Maybe it was the battle fought in my high school when the administration tried to foist an honor code on us (the students voted overwhelmingly against), but I've always thought it was ridiculous to ask teenagers to rat out their friends. And this teacher, Mr. Ravenal--did he fight in the First World War or the Second? I'm not sure how much good it does McCain to focus on his high school days back at the dawn of the nuclear age. McCain started high school during the Truman administration for heaven's sake. I'm sure it's a good thing McCain's cheating friend was forgiven, I imagine corporal punishment was the order of the day.

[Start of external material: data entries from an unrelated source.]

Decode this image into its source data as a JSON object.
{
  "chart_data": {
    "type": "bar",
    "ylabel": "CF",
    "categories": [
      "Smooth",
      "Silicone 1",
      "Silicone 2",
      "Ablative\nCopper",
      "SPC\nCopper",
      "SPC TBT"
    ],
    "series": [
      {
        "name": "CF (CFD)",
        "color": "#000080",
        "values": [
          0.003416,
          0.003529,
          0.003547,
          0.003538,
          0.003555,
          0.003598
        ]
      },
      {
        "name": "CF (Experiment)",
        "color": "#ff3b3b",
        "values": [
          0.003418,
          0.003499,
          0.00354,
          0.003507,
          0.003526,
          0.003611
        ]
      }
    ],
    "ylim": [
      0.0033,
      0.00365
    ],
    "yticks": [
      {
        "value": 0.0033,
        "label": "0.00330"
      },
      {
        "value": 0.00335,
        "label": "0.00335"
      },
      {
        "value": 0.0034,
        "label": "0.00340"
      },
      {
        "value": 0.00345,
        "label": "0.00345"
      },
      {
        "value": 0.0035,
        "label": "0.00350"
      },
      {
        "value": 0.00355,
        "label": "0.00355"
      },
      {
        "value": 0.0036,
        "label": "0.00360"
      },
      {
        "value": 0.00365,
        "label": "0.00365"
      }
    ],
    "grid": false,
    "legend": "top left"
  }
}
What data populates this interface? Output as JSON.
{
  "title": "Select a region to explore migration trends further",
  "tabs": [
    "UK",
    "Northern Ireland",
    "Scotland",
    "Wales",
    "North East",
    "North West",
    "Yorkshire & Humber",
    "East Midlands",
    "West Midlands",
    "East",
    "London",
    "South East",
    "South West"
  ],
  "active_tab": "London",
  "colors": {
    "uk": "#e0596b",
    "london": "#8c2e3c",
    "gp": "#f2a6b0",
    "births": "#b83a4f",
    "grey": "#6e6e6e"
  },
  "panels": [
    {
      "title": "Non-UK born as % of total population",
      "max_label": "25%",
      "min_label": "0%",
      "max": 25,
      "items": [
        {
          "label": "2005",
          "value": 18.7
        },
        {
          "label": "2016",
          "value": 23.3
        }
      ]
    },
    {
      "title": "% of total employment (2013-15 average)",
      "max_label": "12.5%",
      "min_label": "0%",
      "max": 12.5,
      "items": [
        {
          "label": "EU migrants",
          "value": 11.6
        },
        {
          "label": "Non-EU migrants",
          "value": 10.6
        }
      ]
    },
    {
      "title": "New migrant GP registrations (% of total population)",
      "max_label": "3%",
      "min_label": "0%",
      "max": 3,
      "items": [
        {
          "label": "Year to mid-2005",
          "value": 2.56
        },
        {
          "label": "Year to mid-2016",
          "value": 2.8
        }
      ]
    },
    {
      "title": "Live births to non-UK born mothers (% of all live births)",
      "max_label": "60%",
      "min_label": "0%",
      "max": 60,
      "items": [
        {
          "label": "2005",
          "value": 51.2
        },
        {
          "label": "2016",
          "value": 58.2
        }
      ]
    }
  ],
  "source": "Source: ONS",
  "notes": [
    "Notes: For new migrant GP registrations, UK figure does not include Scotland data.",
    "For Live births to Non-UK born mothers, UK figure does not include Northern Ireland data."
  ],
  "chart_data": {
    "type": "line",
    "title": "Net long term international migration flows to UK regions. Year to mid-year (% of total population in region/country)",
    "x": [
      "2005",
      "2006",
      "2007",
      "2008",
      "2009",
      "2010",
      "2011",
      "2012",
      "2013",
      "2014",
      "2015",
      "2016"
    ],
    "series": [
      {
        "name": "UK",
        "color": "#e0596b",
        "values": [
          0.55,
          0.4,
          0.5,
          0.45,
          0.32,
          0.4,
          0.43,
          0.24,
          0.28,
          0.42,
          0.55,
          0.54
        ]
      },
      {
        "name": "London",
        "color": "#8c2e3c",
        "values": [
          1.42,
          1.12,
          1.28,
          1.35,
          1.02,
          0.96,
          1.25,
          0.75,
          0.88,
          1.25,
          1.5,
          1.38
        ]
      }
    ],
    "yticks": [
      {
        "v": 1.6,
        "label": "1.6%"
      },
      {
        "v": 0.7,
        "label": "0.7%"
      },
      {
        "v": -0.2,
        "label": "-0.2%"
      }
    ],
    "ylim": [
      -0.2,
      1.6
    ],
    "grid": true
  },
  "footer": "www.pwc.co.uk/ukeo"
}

Perhaps it's just that this ad pales in comparison to McCain's first, "Man in the Arena," which I thought was magnificent. Then again, by now McCain's probably locked up most of the electorate that holds T.R. and Churchill out as the great men of the 20th century. The only bright spot here: the cigarette smoke that wafts across the screen. Is it possible that the McCain folks are worried about losing the smokers to the nicotine sneaking Obama? That's the only explanation I can think of, and McCain would be better served in that regard if he were caught on camera smoking some of those fine Cuban stogies with his buddy Fred Thompson.
Update: Jonathan V. Last offers another perspective:
It strikes me that McCain's high school teacher ad is potentially very effective because what it's doing is highlighting Rev. Wright by inference. Wright was the "brilliant" man Obama admired. Wright helped form him and is a part of him. In contrast, McCain's mentor is a simple high school teacher who advocated playing by the rules.
Taken in a vacuum, I agree that the ad makes no sense. Seen in light of the last four weeks, I think it makes a lot of sense as an indirect attack on Obama, laying the predicate that his character can't be trusted with the Oval Office.